Kedua,Perempuan harus memperbanyak literasi. Perempuan seharusnya bukan saja terpaku kepada dogmatis tradisional, yang mana tugasnya hanya dapur dan kasur. Melainkan perempuan pada zaman sekarang harus mempunyai wawasan yang luas. Wawasan yang luasakan didapati dengan cara memperbanyak literasi, bacaan dan ilmu pengetahuan. Terkadang kekerasan seksual kerap terjadi kepada kaum perempuan, tetapi sebagian perempuan tidak mengetahui secara jelas mana yang sebenarnya kekerasan seksual dan mana yang bukan kekerasan seksual. Jika perempuan memperbanyak literasi, tentu mereka akan mengetahui indikasi kekerasan seksual, mengetahui cara menangani, dan mengetahui cara pencegahannya. Maka, dengan literasi yang komprehensif kekerasan seksual bias diminimalisir dengan efektif.
Ketiga, perempuan harus berani menolak atau melawan. Indonesia ialah negara hukum, yang mana itu sendiri merupakan pelindung dari pada hak-hak warga negara yang dirugikan, dilecehkan dan didiskriminasi. Selain itu, di Indonesia sendiri telah ada badan khusus yang menangani kekerasan seksual seperti komans HAM, komnas perempuan. Jadi, tidak ada alas an bagi perempuan untuk takut bicara ketika mereka menjadi korban dari kekerasan seksual.

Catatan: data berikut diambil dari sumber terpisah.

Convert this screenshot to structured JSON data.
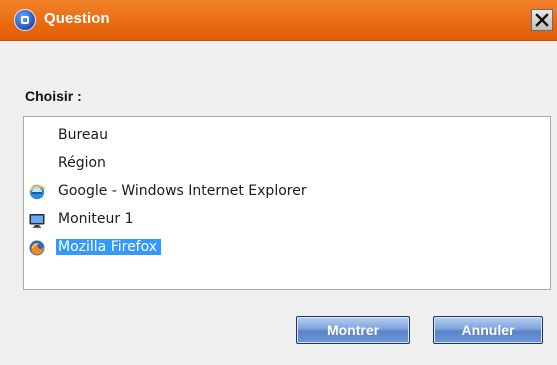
{
  "window": {
    "title": "Question",
    "close_icon": "close-icon",
    "app_icon": "app-icon"
  },
  "prompt": {
    "label": "Choisir :"
  },
  "list": {
    "items": [
      {
        "label": "Bureau",
        "icon": "none",
        "selected": false
      },
      {
        "label": "Région",
        "icon": "none",
        "selected": false
      },
      {
        "label": "Google - Windows Internet Explorer",
        "icon": "internet-explorer-icon",
        "selected": false
      },
      {
        "label": "Moniteur 1",
        "icon": "monitor-icon",
        "selected": false
      },
      {
        "label": "Mozilla Firefox",
        "icon": "firefox-icon",
        "selected": true
      }
    ]
  },
  "buttons": {
    "show_label": "Montrer",
    "cancel_label": "Annuler"
  },
  "colors": {
    "titlebar": "#e8680f",
    "selection": "#3399ff",
    "button": "#6f95d5"
  }
}
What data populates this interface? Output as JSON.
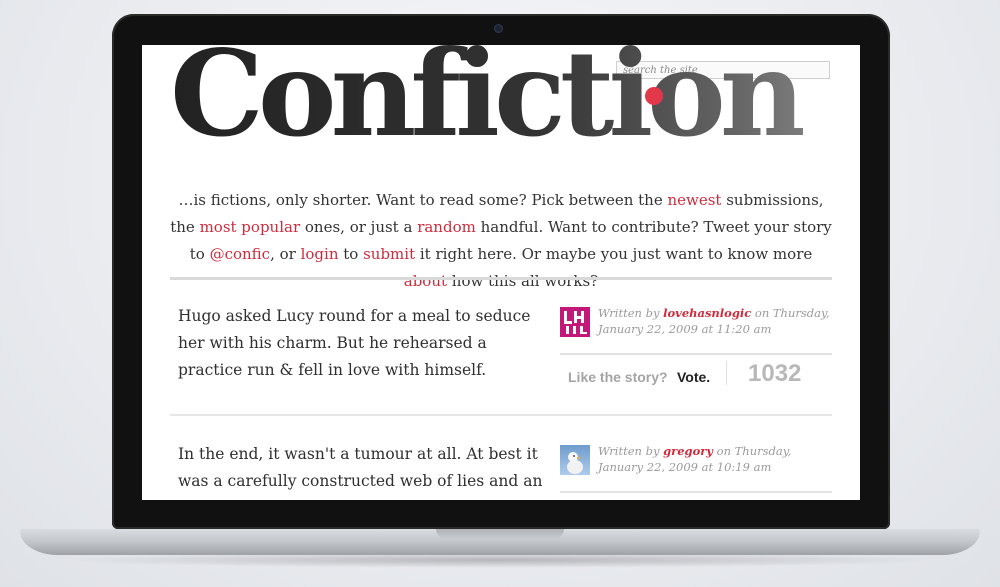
{
  "site": {
    "logo": "Confiction",
    "search_placeholder": "search the site",
    "accent": "#e3374a"
  },
  "intro": {
    "t1": "…is fictions, only shorter. Want to read some? Pick between the ",
    "newest": "newest",
    "t2": " submissions, the ",
    "most_popular": "most popular",
    "t3": " ones, or just a ",
    "random": "random",
    "t4": " handful. Want to contribute? Tweet your story to ",
    "twitter": "@confic",
    "t5": ", or ",
    "login": "login",
    "t6": " to ",
    "submit": "submit",
    "t7": " it right here. Or maybe you just want to know more ",
    "about": "about",
    "t8": " how this all works?"
  },
  "stories": [
    {
      "text": "Hugo asked Lucy round for a meal to seduce her with his charm. But he rehearsed a practice run & fell in love with himself.",
      "written_by": "Written by ",
      "author": "lovehasnlogic",
      "on": " on Thursday, January 22, 2009 at 11:20 am",
      "vote_prompt": "Like the story?",
      "vote_label": "Vote.",
      "votes": "1032"
    },
    {
      "text": "In the end, it wasn't a tumour at all. At best it was a carefully constructed web of lies and an ex-",
      "written_by": "Written by ",
      "author": "gregory",
      "on": " on Thursday, January 22, 2009 at 10:19 am"
    }
  ]
}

Keempat,Menjadikan al-Qur’an inspirasi di dalam memperlakukan perempaun.MenurutProf.Dr.Nasarudin Umar mengatakan bahwa, pada dasarnya nilai-nilai Al-Qur’an bersifat feminisme, karena banyak sekali ayat-ayat atau bahasa di dalam Al-Qur’an yang mengandung sifat-sifat dari keibuan misalnya, ar-rahman, ar-rahim, Allah maha pengampun,Allah maha pemaaf,Allah Maha Bijaksana, Allah lain-lain. Kalau kita perhatikan dengan seksama ayat-ayat berbicara tentang ancaman bagi manusia, pasti ujungnya Allah Maha Pengampun, Pemaaf, bijaksana, Sebaliknya, jarang kita temukan di ujung ayat berbunyi Allah Maha Pendendam, Allah Maha Sombong, Allah Maha Menghakimi, dan lain sebagainya. Jadi, nilai-nilai Al-Qur’an itu sendiri bersifat feminism, sama seperti sifat-sifat dari perempuan yakni, penyayang, pengasih, pengiba, dan pemaaf.
Jika niali-nilai Al-Qur’an berisi nilai-nilai feminism sedemikian rupa. Maka apabila kita menjalani kehidupan dengan mengambilin sprisai dari nilai-nilai Al-Qur’an, pelecehan seksual tidak akan pernah terjadi kepada kaum perempuan. Sesungguhnya manusia yang terinspirasi dari nilai-nilai Al-Qur’an, mereka akan memperlakukan perempuan dengan sebaik-baiknya.[Muhammad Sabri]
Referensi
Amirullah. (2024). Ketika Dunia Makin Jahiliyah, Bala Apa Yang Akan Datang? Aceh.Tribunnews.Com/. https://aceh.tribunnews.com/2024/03/25/ketika-dunia-makin-jahiliyah-bala-apa-yang-akan-datang?page=2
Indra Gunawan. (2014). Legenda 4 Umara Besar. Elex Media Komputindo.
Jamilah dan Isa. (2024). Reinterpretasi Makna Kekerasan Terhadap Perempuan (Studi Kajian Tematik Tentang Terminologi Kekerasan Dalam Qur’an). MAQASID: Jurnal Studi Hukum Islam, 13(1), 72–85.
Singgih Wiryono & Bagus Santosa. (2024). Komnas Perempuan: 34.682 Perempuan Jadi Korban Kekerasan Sepanjang 2024. Nasional.Kompas.Com/.